Dr Mark Porter, the chair of British Medical Association council, said it would cause confusion among patients while requiring GPs and hospital doctors to spend more time on paperwork and bureaucracy.
"This could mean the system of administering the new charging system will end up actually costing more to run than it collects in revenue," he said.
"There remains a real risk that some migrants and short term visitors who desperately need care could be discouraged from approaching the NHS if they cannot pay the proposed charges.
"There is particular confusion over access entitlements to emergency care services, given the proposals introduce charging for A&E visits yet say no patient will be turned away if they need care."
Dr Helen Stokes-Lampard, spokeswoman for the Royal College of General Practitioners, welcomed the decision not to extend charging to GP appointments, but said that they still had concerns.
"We still need reassurances that GPs are not going to be pressed into acting as an arm of the Border Agency and we remain unconvinced that the proposals will work across the NHS," she said.
"GPs have a duty of care to all people seeking healthcare and cannot be expected to police the system or prevent people from getting medical help when they are at their most vulnerable.
"We must be allowed to get on with our proper job of caring for patients, not form-filling and acting as a quasi form of immigration control."
For Labour, shadow health minister Lord Hunt of Kings Heath accused ministers of putting "spin before substance" in an attempt to grab the headlines.

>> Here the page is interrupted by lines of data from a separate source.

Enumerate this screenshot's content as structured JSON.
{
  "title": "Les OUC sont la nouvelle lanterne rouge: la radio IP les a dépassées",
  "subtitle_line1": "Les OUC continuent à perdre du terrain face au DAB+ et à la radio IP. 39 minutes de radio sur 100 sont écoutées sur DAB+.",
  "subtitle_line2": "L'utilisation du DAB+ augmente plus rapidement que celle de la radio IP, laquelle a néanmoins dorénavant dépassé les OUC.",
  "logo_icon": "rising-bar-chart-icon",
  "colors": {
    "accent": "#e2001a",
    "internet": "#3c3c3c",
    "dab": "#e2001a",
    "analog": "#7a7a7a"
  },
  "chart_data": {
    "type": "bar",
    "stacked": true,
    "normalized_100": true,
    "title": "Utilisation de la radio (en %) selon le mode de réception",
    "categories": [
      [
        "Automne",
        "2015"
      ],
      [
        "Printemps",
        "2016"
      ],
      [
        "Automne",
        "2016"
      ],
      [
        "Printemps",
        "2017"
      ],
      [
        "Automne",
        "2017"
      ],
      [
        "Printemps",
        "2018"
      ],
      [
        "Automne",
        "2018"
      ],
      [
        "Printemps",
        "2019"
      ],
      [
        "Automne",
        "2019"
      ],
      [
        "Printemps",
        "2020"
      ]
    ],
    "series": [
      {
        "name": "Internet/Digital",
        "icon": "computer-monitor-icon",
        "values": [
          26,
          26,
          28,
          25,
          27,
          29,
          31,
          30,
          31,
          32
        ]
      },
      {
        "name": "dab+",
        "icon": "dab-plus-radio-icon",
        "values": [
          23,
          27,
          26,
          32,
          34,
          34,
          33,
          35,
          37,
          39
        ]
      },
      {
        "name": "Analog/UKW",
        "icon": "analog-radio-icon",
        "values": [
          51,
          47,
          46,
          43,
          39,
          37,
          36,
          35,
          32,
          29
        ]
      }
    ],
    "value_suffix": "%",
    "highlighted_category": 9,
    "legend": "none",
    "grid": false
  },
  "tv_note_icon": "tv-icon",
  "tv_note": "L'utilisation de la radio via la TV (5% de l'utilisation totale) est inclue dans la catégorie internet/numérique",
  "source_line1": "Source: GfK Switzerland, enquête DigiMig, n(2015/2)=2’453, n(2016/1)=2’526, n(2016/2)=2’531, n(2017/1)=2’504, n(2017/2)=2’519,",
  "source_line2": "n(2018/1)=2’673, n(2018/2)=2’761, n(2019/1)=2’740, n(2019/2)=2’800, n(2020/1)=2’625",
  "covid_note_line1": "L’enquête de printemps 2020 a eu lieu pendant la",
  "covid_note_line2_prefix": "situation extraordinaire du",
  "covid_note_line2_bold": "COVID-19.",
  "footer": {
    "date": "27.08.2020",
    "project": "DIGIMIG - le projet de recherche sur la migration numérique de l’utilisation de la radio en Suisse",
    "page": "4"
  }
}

"Labour is in favour of improving the recovery of costs from people with no entitlement to NHS treatment," he said.
"Rather than more grandstanding, the Government needs to deliver practical, thought-through changes to make that happen. Instead this out-of- touch Government is left asking doctors and nurses to act as surrogate immigration officials."
Lucy Jones, manager of Doctors Of The World's clinic in east London, warned that the plans could leave the most vulnerable without vital care.
She said: "Two-thirds of our patients reported difficulty accessing healthcare in the past year and one in five feared arrest if they sought medical help. More barriers will only make it harder for the most vulnerable to access vital healthcare, including pregnant women who could be too frightened to go to A&E.
"We are particularly concerned about the impact on children. Parents may feel unable to take their sick child to A&E because of fears they won't be able to pay.
"The proposed system will put further pressure on staff time and resources. Doctors and nurses should be focusing on treating the sick, not checking everyone's status to see whether they should be charged.
"The NHS is not designed to identify and charge a small group of patients; any system will have to be applied to the entire population. The staff time and resources needed to implement this are likely to outweigh any benefits.
"It will require frontline clinicians to make decisions about people's eligibility for care when they should be focusing on treating the patient. GP's must not become border guards."